Tag Archives: Islay
Bowmore – the last of my Islay distilleries – is a bit special. It is situated in the town of the same name; or at least what passes for a town on Islay. It has a tasting room with views to die for and malt whiskies to make your passing entirely painless. It is one of the oldest distilleries, not just on Islay but in all of Scotland. They even use the spare heat from the distillation process to heat the local swimming pool!
I wanted to go to the Caol Ila Distillery for two reasons. First, it would count towards my full set of Islay distilleries, and second, I was desperate to know how to pronounce it! For years, I have been going in pubs, seeing a bottle of Caol Ila behind the bar and being reluctant to ask for it for fear of pronouncing it wrong. So the first thing I asked the charming young lady in the Visitors Centre was for advice in pronunciation. She told me and then she served me with a complimentary dram to taste. Sadly, within a few hours I had forgotten how to achieve the precise lilt and lyricism: so I had to return to the distillery the next day and ask again. She very kindly repeated the lesson and the presented me with another free dram. I dare say that I could provide you with the phonetic spelling of the distillery name – but I am not going to do so. May I suggest you go to Islay yourself and ask the young lady concerned.
It was the kind of day where Mother Nature decides that colour is an optional extra. The road we drove along looked as if it was heading directly to the end of the world with no option to pass Go. The distillery had the look of a half-abandoned film set; brooding in a way that only granite can brood. You were surprised to find another human there, but there was a chap speaking in tongues about salt, sea and sherry casks. And then he would pass you a glass to sample. I am still not sure if it was a dream or not.
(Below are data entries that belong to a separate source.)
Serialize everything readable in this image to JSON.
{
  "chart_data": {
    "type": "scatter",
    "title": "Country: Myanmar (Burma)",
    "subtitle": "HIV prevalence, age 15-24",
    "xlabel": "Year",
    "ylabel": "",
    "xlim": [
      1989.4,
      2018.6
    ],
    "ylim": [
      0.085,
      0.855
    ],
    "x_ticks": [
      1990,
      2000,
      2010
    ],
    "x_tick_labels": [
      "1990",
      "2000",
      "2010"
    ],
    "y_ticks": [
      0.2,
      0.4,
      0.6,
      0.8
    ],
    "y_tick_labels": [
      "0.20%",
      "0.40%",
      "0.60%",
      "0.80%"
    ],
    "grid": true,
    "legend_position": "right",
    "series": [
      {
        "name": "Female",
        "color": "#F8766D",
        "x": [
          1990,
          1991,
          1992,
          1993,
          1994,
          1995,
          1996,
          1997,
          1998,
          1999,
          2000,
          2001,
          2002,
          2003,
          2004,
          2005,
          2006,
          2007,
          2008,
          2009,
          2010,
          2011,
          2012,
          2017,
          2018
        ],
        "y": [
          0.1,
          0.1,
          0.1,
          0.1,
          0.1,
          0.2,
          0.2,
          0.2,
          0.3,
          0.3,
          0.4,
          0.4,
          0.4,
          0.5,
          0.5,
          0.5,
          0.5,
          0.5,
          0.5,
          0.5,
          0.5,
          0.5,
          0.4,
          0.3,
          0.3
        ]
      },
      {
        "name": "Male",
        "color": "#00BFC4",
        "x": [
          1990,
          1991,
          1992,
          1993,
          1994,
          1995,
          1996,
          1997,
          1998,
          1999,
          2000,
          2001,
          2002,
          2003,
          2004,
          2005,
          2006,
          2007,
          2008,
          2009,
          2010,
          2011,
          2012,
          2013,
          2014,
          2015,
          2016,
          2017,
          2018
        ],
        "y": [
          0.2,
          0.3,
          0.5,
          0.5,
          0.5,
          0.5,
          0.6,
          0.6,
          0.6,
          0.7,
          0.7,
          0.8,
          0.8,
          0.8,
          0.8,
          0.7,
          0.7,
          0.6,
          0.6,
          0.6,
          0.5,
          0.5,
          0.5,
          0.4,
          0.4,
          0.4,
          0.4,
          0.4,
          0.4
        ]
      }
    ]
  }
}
We’ve all played this game: you are alone in a leaking hot air balloon above a crocodile infested lake. The only way to keep it from crashing is to progressively jettison the cargo – which comprises of twelve bottles of single malt whisky. Some are easily thrown over the side, others take more careful thought. Which would be the last bottle you jettisoned? For me, the answer has always been a 16 year old Lagavulin, so my visit to that distillery was eagerly awaited. And it did not disappoint: despite the wind, despite the rain, the Dram Bar was like a tiny corner of heaven.
It was a bit of a black and white day when we visited the Ardbeg Distillery: the buildings were Islay white, but most other things including the clouds were black. Nevertheless the distillery complex managed to maintain the refined dignity of a maiden aunt, completely in keeping with an organisation owned by the Moët Hennessy Louis Vuitton group. There is a fine cafe where you can take lunch or have tea and scones … and then work your way through a tray full of sample single malts. Delicious.
If Distillery No. 2 – opened in 1881 – was a young Islay distillery, the third in my series is positively neonatal. Kilchoman Farm Distillery only began production in 2005 and its first single malt whisky didn’t go on sale until September 2009. New it may be, but it is a bit of a gem: surrounded by fields of growing barley, continuing to use the traditional floor-malting process, and distilling, maturing and bottling on the island itself. As far as I can remember, the product was a bit of a gem as well, but for some reason my memories of the visit became a little hazy.
The second of the nine distilleries was Bruichladdich on the Rhinns of Islay. Built in 1881 – comparatively recently in Islay terms – it was the creation of the Harvey Brothers of Glasgow. It was designed by brother John, engineered by brother Robert, and financed by brother William. Despite its “modern” design, the fortunes of the distillery have reflected those of the wider whisky industry, and it has been mothballed four times: 1907-18, 1929-35, 1941-45, and 1994-2000. Today it is thriving under the ownership of the Remy-Cointreau Group.